The universal electronic database may be individual or collective. The individual writer dreams of recording all his or her essays, notes, and jottings on one systematic form, while scholars and scientists imagine vast collective repositories of information available immediately to any user in the nation or the world.  For some, these two visions coalesce: each writer's database is absorbed into the universal network, until all writers occupy a single vast space…" (102)
Such a microcosmic view of the library, it seems to me, has been and is being put into action in the electronic portfolio movement for teaching, learning, and assessment.  Writers who assemble portfolios for network presentation (whether as Web pages or slide-shows housed on Web servers) indeed collect texts produced by themselves and others, selecting, organizing, and "controlling" them, and frequently link those texts outward to pages on the global network.  The small personal library becomes intermingled, then, with the universe of available texts, each compiler selecting those external texts according to her own purpose in that project.  Along with the universal library of the whole Web and the smaller scale collections such as Project Perseus,  these micro-collections instantiated in portfolios represent an important aspect of how the Web is developing as a hypertextual, non-hierarchical "library" structure.
          Further, considering the electronic portfolio and its remediation of older textual forms and purposes in cyberspace leads to an interesting link back to the "encyclopedic impulse" discussed previously.  As digital portfolios interweave the personal with the public, one of the means of making sense of this potentially unified constellation of text is the reflective essay that explains how the collected texts are meaningful in the personal context of the portfolio.
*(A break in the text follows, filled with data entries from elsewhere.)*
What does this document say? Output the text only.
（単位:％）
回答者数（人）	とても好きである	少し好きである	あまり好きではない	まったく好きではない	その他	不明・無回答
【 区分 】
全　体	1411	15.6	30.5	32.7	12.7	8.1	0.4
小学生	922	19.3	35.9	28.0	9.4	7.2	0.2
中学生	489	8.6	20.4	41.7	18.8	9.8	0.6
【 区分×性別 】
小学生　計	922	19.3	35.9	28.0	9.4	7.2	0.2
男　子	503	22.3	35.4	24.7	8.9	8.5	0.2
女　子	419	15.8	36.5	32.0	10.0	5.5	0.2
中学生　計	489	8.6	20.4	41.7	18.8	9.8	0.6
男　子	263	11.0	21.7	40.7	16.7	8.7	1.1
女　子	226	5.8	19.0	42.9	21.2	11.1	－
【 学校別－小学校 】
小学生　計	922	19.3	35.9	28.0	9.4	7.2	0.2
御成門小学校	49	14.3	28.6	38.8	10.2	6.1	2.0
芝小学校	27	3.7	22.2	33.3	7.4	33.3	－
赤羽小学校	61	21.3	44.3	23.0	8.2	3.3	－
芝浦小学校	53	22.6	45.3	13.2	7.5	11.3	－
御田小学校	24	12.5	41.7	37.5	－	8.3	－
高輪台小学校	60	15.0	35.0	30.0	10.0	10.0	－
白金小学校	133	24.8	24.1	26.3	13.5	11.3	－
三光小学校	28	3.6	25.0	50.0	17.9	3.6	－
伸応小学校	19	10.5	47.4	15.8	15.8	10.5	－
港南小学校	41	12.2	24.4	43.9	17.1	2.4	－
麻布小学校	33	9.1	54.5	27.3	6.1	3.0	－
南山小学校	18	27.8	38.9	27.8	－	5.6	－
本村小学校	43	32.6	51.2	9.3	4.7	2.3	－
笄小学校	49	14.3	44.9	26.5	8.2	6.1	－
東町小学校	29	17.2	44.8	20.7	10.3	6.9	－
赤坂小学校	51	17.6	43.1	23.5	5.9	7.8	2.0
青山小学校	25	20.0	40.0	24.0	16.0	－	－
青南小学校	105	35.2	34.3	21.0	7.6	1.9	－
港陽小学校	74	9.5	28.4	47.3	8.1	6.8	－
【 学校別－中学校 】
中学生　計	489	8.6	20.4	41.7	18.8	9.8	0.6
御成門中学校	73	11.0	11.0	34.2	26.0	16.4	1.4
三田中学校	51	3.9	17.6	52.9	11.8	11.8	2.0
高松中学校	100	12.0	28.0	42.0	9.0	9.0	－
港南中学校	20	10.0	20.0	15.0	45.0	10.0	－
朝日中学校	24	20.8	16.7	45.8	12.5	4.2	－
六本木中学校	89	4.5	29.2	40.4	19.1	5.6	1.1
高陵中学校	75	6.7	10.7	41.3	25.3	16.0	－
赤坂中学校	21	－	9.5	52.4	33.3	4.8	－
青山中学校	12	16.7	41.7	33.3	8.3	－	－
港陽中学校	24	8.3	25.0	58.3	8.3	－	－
In these synthetic pieces, writers can explain their situation and resources, reflecting on the individual texts they have chosen and the significances of these texts in their larger purpose.   In many ways, these reflective pieces offer a personal "summa" or medieval-style "encyclopedia" that lays out the importance of their collected texts in the context of the personal "culture" of their microcosmic collection or library.  Just as medieval encyclopedias were organized topically to reflect an ordered, hierarchical, and comprehensible universe, an electronic portfolio reflects the compiler's progress of literacy, which flows from experience and a sense of what is real into the particular project at hand. The reflective center of the portfolio seeks, ideally, to capture this rationale on a personal level, similar to the ways ancient and medieval writers explained and justified their work on a larger cultural and religious stage.
          So, in a very interesting way, the environment of cyberspace has extended the possibilities for personal writing spaces to extend into and intermingle with the public – the borderline between, so absolute in the age of print, is vanishing.  The literate impulses that drive writers/readers to collect, integrate, summarize, and link outward seem again to be remediations of earlier textual forms and purposes – in this case the creation of encyclopedias and libraries.
          WS2 goes in an alternate direction when considering "Digital Libraries" in chapter 5 (93) when Bolter examines various Web-based projects that bring collections of texts to particular audiences, and the relationship of those within the great physical libraries of the world.  Discussion and research on the micro-level implications of electronic portfolios for larger collections of texts are warranted, however, and should be stimulated by Bolter's new edition.